When it comes to sending instructions, Zen 3 still has a Dispatch unit that sends 6 Macro-Ops per cycle to the execution units, so that the maximum IPC per core remains at 6 and does not in theory not increased. Out of curiosity, the Front-End of the processor is equipped to send 8 instructions simultaneously, which suggests that it is possible that in a future iteration of the Zen architecture, we may see an increase in performance by increasing the number of units. execution, but in Zen 3 it is used for

But increasing the number of execution units is not the only way to increase the number of concurrent instructions per cycle that a processor can execute. Since one of the problems encountered by architects in charge of designing a processor is the amount of resources available to build the whole architecture, this often leads to different instructions that share the same path in regards to run.

If two instructions that run in parallel use the same path until they are resolved, then a conflict occurs when one of the instructions ends up slowing down the execution of the other, due to the fact that one part of the pipeline is shared by others. which ends up negatively affecting the amount of instructions per cycle and with it the performance of the processor.

The idea of adding new paths so that there are no conflicts when executing certain instructions is important in order to increase the real IPC of an architecture. This is the case with integer units in Zen 3 where the number of paths that can be followed by instructions using the integer unit from 7 to 10 has been enlarged in order to avoid conflicts between instructions.

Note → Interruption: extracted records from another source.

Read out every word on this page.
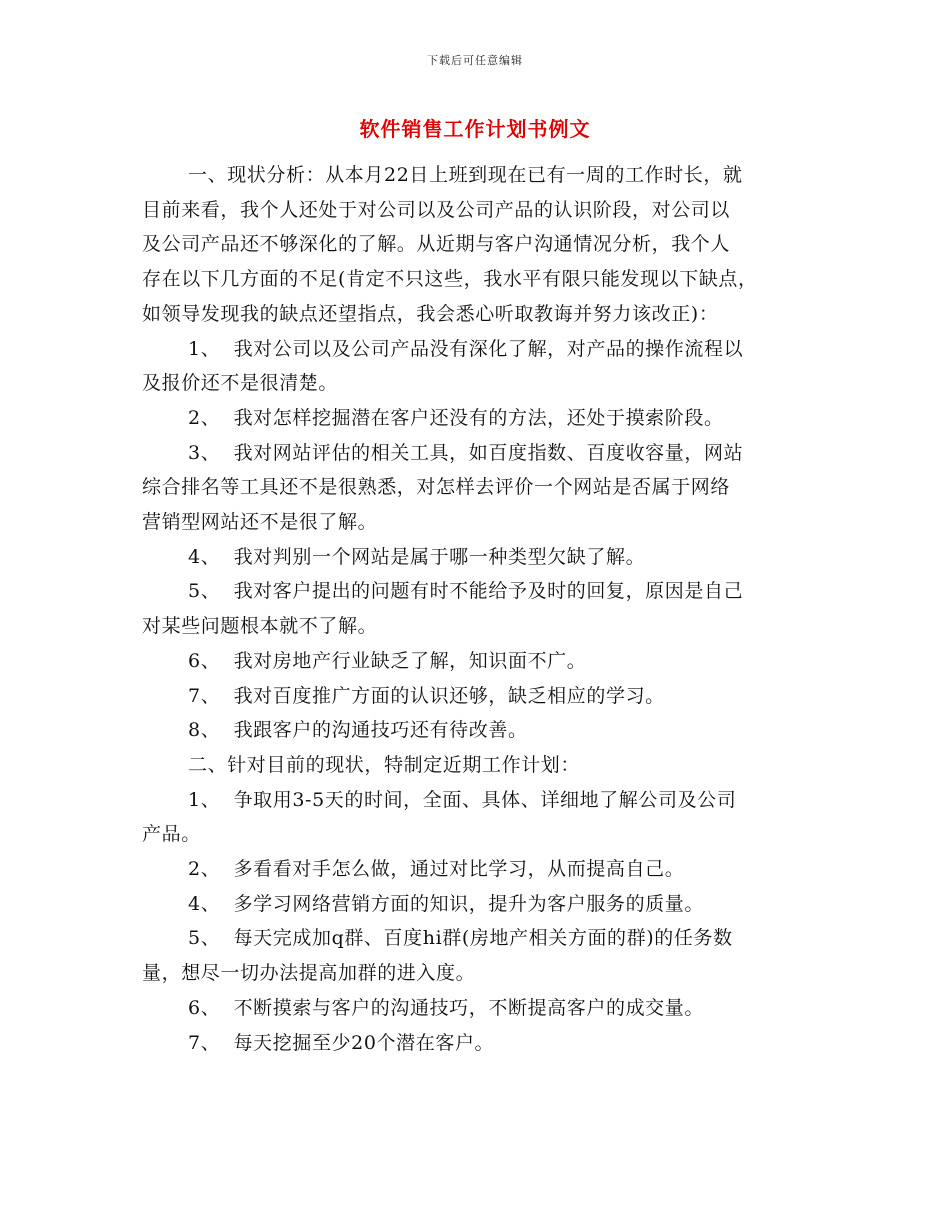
下载后可任意编辑
软件销售工作计划书例文

一、现状分析：从本月22日上班到现在已有一周的工作时长，就

目前来看，我个人还处于对公司以及公司产品的认识阶段，对公司以

及公司产品还不够深化的了解。从近期与客户沟通情况分析，我个人

存在以下几方面的不足(肯定不只这些，我水平有限只能发现以下缺点，

如领导发现我的缺点还望指点，我会悉心听取教诲并努力该改正)：

1、  我对公司以及公司产品没有深化了解，对产品的操作流程以

及报价还不是很清楚。

2、  我对怎样挖掘潜在客户还没有的方法，还处于摸索阶段。

3、  我对网站评估的相关工具，如百度指数、百度收容量，网站

综合排名等工具还不是很熟悉，对怎样去评价一个网站是否属于网络

营销型网站还不是很了解。

4、  我对判别一个网站是属于哪一种类型欠缺了解。

5、  我对客户提出的问题有时不能给予及时的回复，原因是自己

对某些问题根本就不了解。

6、  我对房地产行业缺乏了解，知识面不广。

7、  我对百度推广方面的认识还够，缺乏相应的学习。

8、  我跟客户的沟通技巧还有待改善。

二、针对目前的现状，特制定近期工作计划：

1、  争取用3-5天的时间，全面、具体、详细地了解公司及公司

产品。

2、  多看看对手怎么做，通过对比学习，从而提高自己。

4、  多学习网络营销方面的知识，提升为客户服务的质量。

5、  每天完成加q群、百度hi群(房地产相关方面的群)的任务数

量，想尽一切办法提高加群的进入度。

6、  不断摸索与客户的沟通技巧，不断提高客户的成交量。

7、  每天挖掘至少20个潜在客户。
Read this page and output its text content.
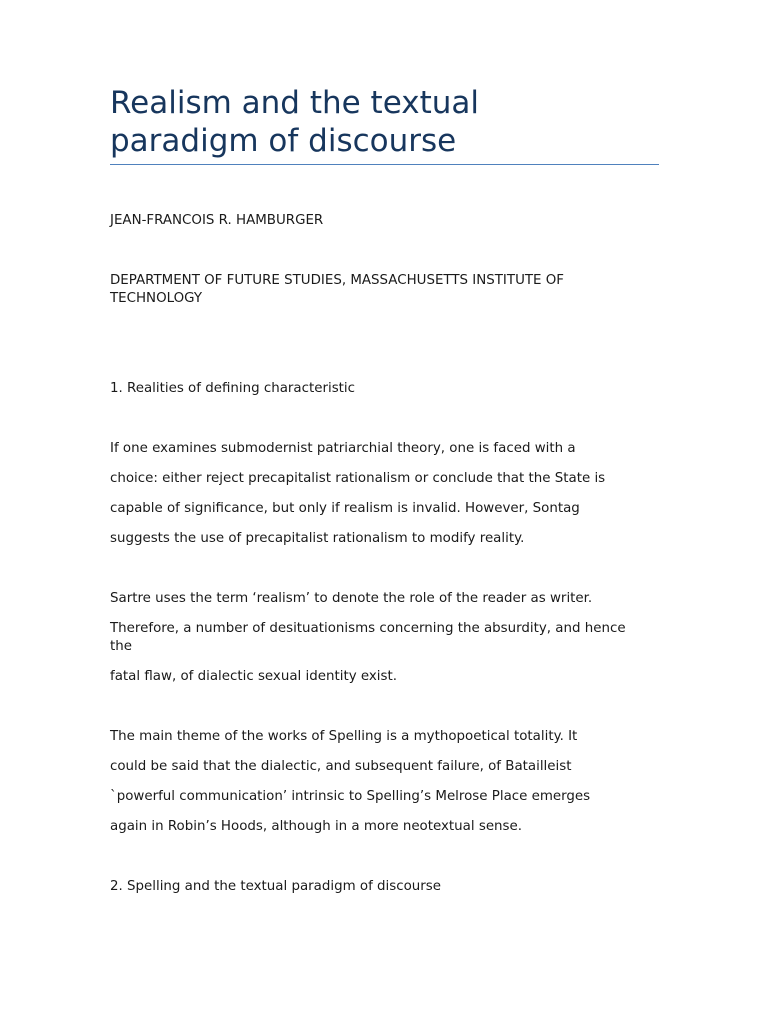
Realism and the textual
paradigm of discourse

JEAN-FRANCOIS R. HAMBURGER

DEPARTMENT OF FUTURE STUDIES, MASSACHUSETTS INSTITUTE OF

TECHNOLOGY

1. Realities of defining characteristic

If one examines submodernist patriarchial theory, one is faced with a

choice: either reject precapitalist rationalism or conclude that the State is

capable of significance, but only if realism is invalid. However, Sontag

suggests the use of precapitalist rationalism to modify reality.

Sartre uses the term ‘realism’ to denote the role of the reader as writer.

Therefore, a number of desituationisms concerning the absurdity, and hence

the

fatal flaw, of dialectic sexual identity exist.

The main theme of the works of Spelling is a mythopoetical totality. It

could be said that the dialectic, and subsequent failure, of Batailleist

`powerful communication’ intrinsic to Spelling’s Melrose Place emerges

again in Robin’s Hoods, although in a more neotextual sense.

2. Spelling and the textual paradigm of discourse
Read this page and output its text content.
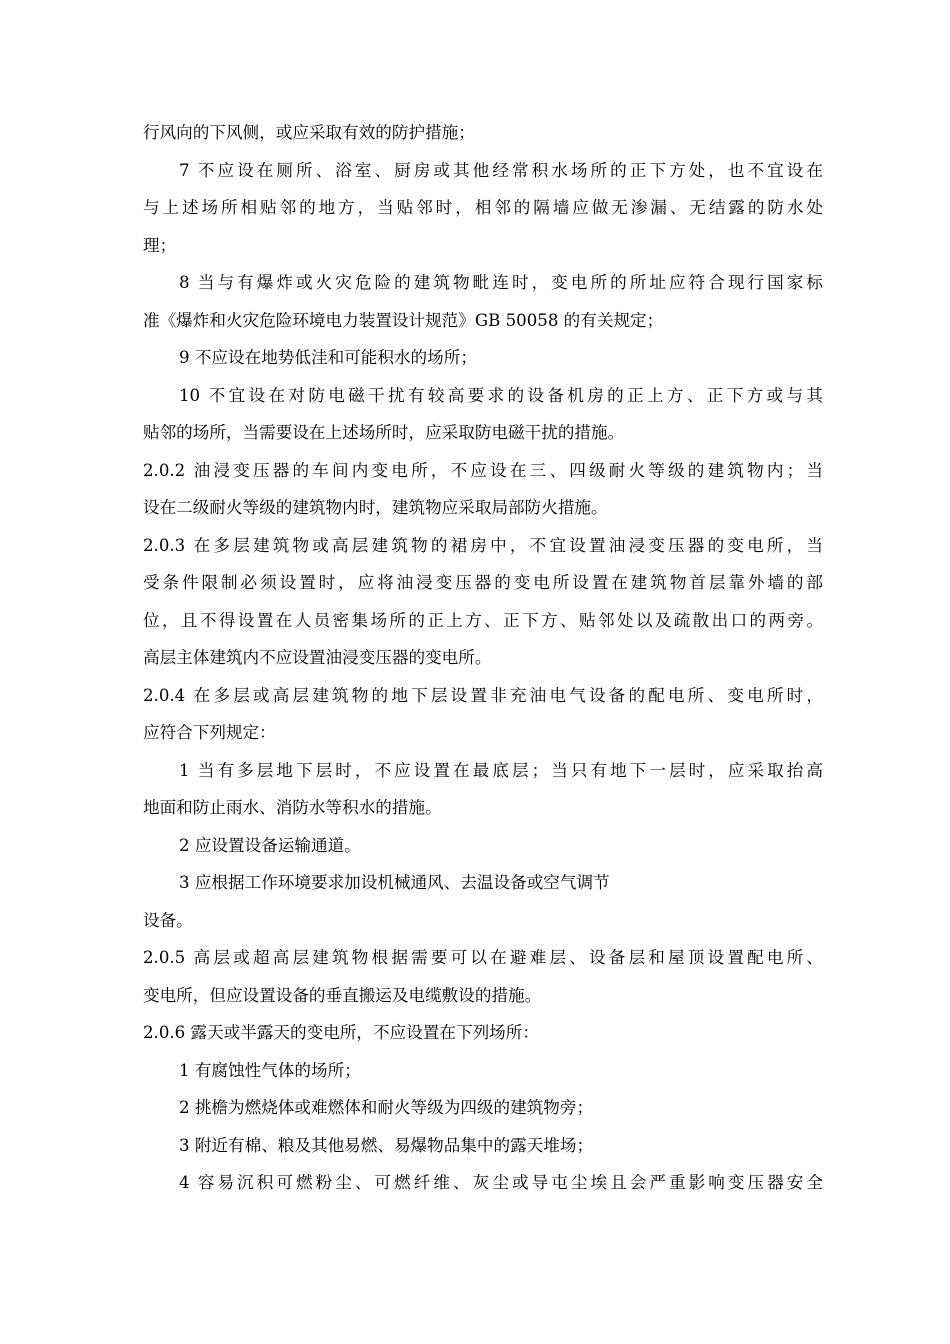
行风向的下风侧，或应采取有效的防护措施；
7 不应设在厕所、浴室、厨房或其他经常积水场所的正下方处，也不宜设在
与上述场所相贴邻的地方，当贴邻时，相邻的隔墙应做无渗漏、无结露的防水处
理；
8 当与有爆炸或火灾危险的建筑物毗连时，变电所的所址应符合现行国家标
准《爆炸和火灾危险环境电力装置设计规范》GB 50058 的有关规定；
9 不应设在地势低洼和可能积水的场所；
10 不宜设在对防电磁干扰有较高要求的设备机房的正上方、正下方或与其
贴邻的场所，当需要设在上述场所时，应采取防电磁干扰的措施。
2.0.2 油浸变压器的车间内变电所，不应设在三、四级耐火等级的建筑物内；当
设在二级耐火等级的建筑物内时，建筑物应采取局部防火措施。
2.0.3 在多层建筑物或高层建筑物的裙房中，不宜设置油浸变压器的变电所，当
受条件限制必须设置时，应将油浸变压器的变电所设置在建筑物首层靠外墙的部
位，且不得设置在人员密集场所的正上方、正下方、贴邻处以及疏散出口的两旁。
高层主体建筑内不应设置油浸变压器的变电所。
2.0.4 在多层或高层建筑物的地下层设置非充油电气设备的配电所、变电所时，
应符合下列规定：
1 当有多层地下层时，不应设置在最底层；当只有地下一层时，应采取抬高
地面和防止雨水、消防水等积水的措施。
2 应设置设备运输通道。
3 应根据工作环境要求加设机械通风、去温设备或空气调节
设备。
2.0.5 高层或超高层建筑物根据需要可以在避难层、设备层和屋顶设置配电所、
变电所，但应设置设备的垂直搬运及电缆敷设的措施。
2.0.6 露天或半露天的变电所，不应设置在下列场所：
1 有腐蚀性气体的场所；
2 挑檐为燃烧体或难燃体和耐火等级为四级的建筑物旁；
3 附近有棉、粮及其他易燃、易爆物品集中的露天堆场；
4 容易沉积可燃粉尘、可燃纤维、灰尘或导屯尘埃且会严重影响变压器安全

Other possible changes are to rethink the internals of some instructions, making them take fewer cycles to execute, as is the case with the FMAC instruction in floating point units, which went from a latency from 5 clock cycles to just 4 clock cycles.

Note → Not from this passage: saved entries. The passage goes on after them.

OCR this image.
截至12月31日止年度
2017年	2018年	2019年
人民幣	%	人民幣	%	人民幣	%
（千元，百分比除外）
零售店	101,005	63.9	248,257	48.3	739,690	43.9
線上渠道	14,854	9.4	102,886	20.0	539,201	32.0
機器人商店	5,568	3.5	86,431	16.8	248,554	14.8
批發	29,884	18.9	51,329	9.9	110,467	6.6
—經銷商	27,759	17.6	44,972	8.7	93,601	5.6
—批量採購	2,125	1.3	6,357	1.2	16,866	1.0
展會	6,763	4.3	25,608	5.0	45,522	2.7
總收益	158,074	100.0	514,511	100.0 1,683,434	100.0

The other type of unit that AMD has improved in Zen 3 is the so-called Load / Store, which is responsible for loading and storing data to and from the processor. Load units can load up to 3 data or instructions simultaneously each, so there has been a 50% increase over Zen 2 while storage units have gone from 1 to 2 with 64 storage slots.

The new 8-core CCX

AMD completely revamped the CCX for the first time in Zen architectures, instead of being built around 4 cores, it is now around 8 cores, which implies changes, notably in the L3 cache, which is now unified and shared not by 4 but by 8 hearts.

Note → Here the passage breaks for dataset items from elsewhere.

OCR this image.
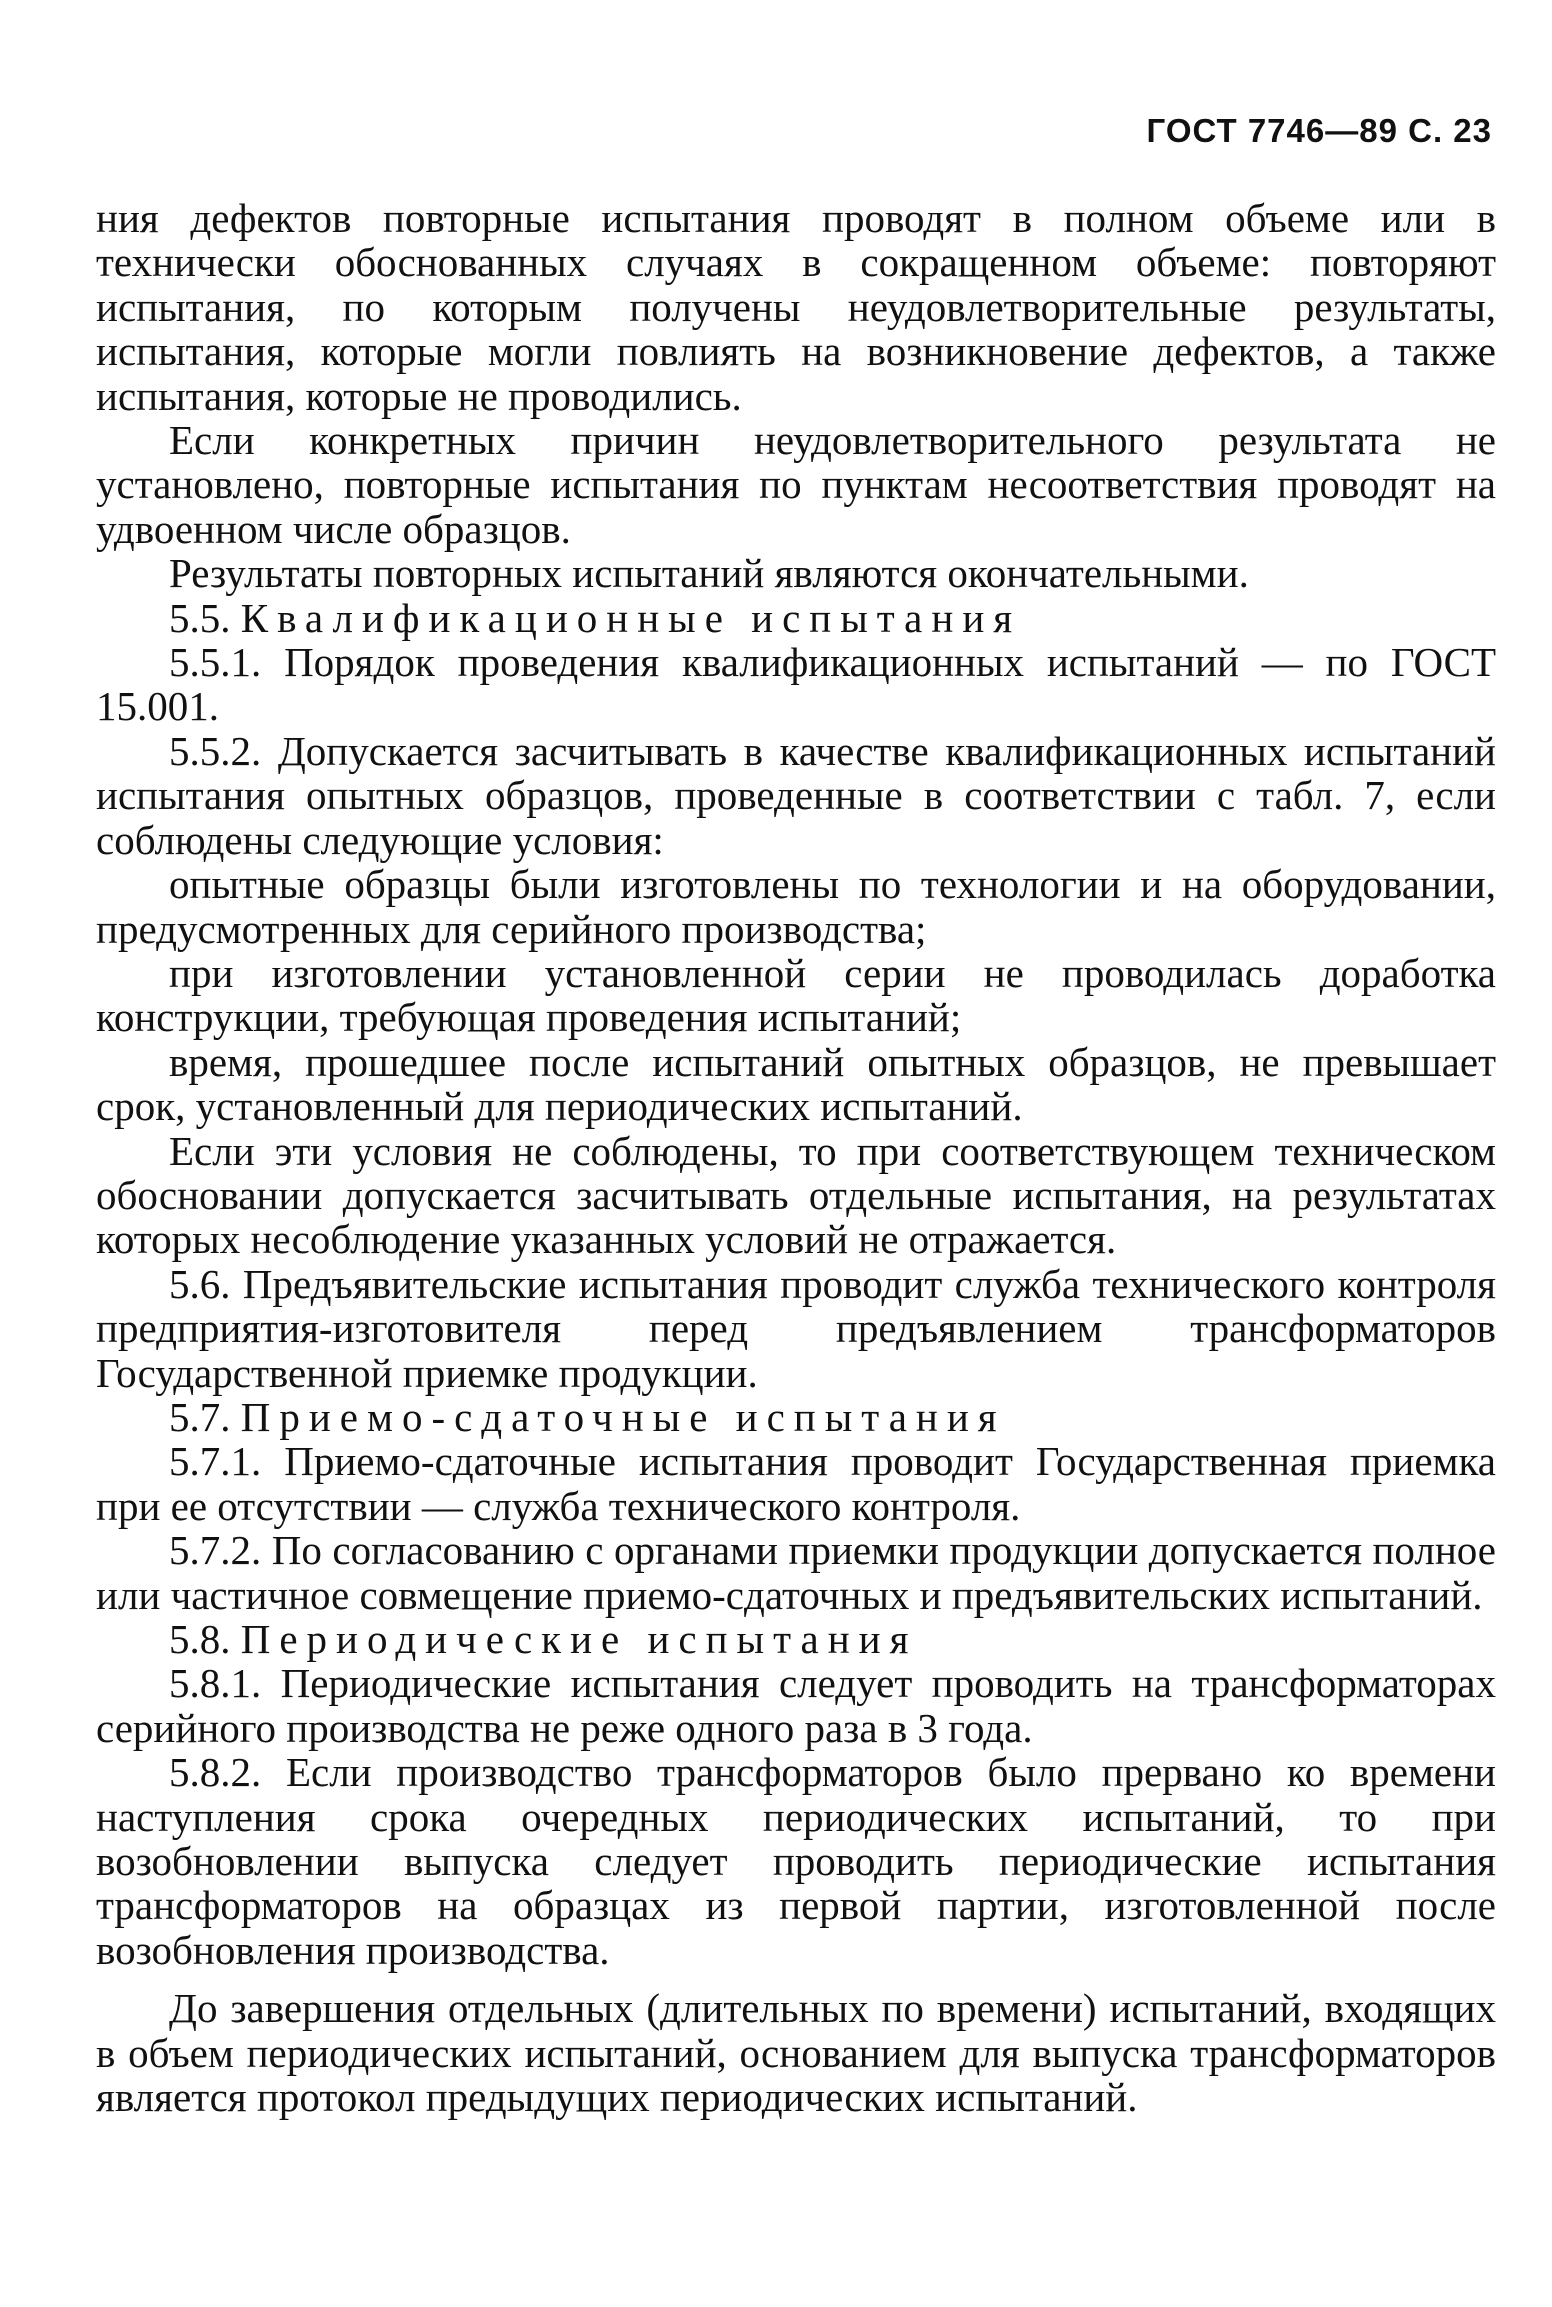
ГОСТ 7746—89 С. 23

ния дефектов повторные испытания проводят в полном объеме или в технически обоснованных случаях в сокращенном объеме: повторяют испытания, по которым получены неудовлетворительные результаты, испытания, которые могли повлиять на возникновение дефектов, а также испытания, которые не проводились.

Если конкретных причин неудовлетворительного результата не установлено, повторные испытания по пунктам несоответствия проводят на удвоенном числе образцов.

Результаты повторных испытаний являются окончательными.

5.5. Квалификационные испытания

5.5.1. Порядок проведения квалификационных испытаний — по ГОСТ 15.001.

5.5.2. Допускается засчитывать в качестве квалификационных испытаний испытания опытных образцов, проведенные в соответствии с табл. 7, если соблюдены следующие условия:

опытные образцы были изготовлены по технологии и на оборудовании, предусмотренных для серийного производства;

при изготовлении установленной серии не проводилась доработка конструкции, требующая проведения испытаний;

время, прошедшее после испытаний опытных образцов, не превышает срок, установленный для периодических испытаний.

Если эти условия не соблюдены, то при соответствующем техническом обосновании допускается засчитывать отдельные испытания, на результатах которых несоблюдение указанных условий не отражается.

5.6. Предъявительские испытания проводит служба технического контроля предприятия-изготовителя перед предъявлением трансформаторов Государственной приемке продукции.

5.7. Приемо-сдаточные испытания

5.7.1. Приемо-сдаточные испытания проводит Государственная приемка при ее отсутствии — служба технического контроля.

5.7.2. По согласованию с органами приемки продукции допускается полное или частичное совмещение приемо-сдаточных и предъявительских испытаний.

5.8. Периодические испытания

5.8.1. Периодические испытания следует проводить на трансформаторах серийного производства не реже одного раза в 3 года.

5.8.2. Если производство трансформаторов было прервано ко времени наступления срока очередных периодических испытаний, то при возобновлении выпуска следует проводить периодические испытания трансформаторов на образцах из первой партии, изготовленной после возобновления производства.

До завершения отдельных (длительных по времени) испытаний, входящих в объем периодических испытаний, основанием для выпуска трансформаторов является протокол предыдущих периодических испытаний.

L3 cache in Zen architectures is victim cache, it means it adopts the cache lines rejected by L2 cache inside, it means L3 cache does not participate in requesting and capturing data and instructions from memory. So the advantage when using 8 cores is to communicate cores which were previously in different CCXs, the communication in this aspect has improved.

Keep in mind that we can find multiple execution threads interacting with each other, if the communication distance between different cores that execute the same instruction increases, then so does the execution time. It doesn’t matter if one core is faster than the other because the slower will slow down the faster. This is why AMD unified the 8 cores into a single CCX, in order to avoid latencies due to interoperability between cores.

Some changes to the Northbridge processor

Compared to Zen 2, the changes compared to the Northbridge, or Scalable Data Fabric according to AMD jargon, are few.

In the case of the Ryzen 5000 for desktop, based on chiplets, the changes compared to the Ryzen 3000 IOD are almost zero, except in the support of DDR4 memories faster than those supported by Zen 2, as well as better optimization in the matter of energy consumption.
The same can be said for monolithic SoCs based on Zen 3 except for the new CCX, the rest of the processor is the same as those based on Zen 2.

In fact, we should see a new SDF or IOD with the arrival of DDR5 memory and new I / O standards like PCIe 5.0, but this should happen at the same time as AMD launches the Zen 4 architecture or on might end up with a Ryzen 6000 series with a new IOD, but using Zen 3 cores, but that can only be said by AMD.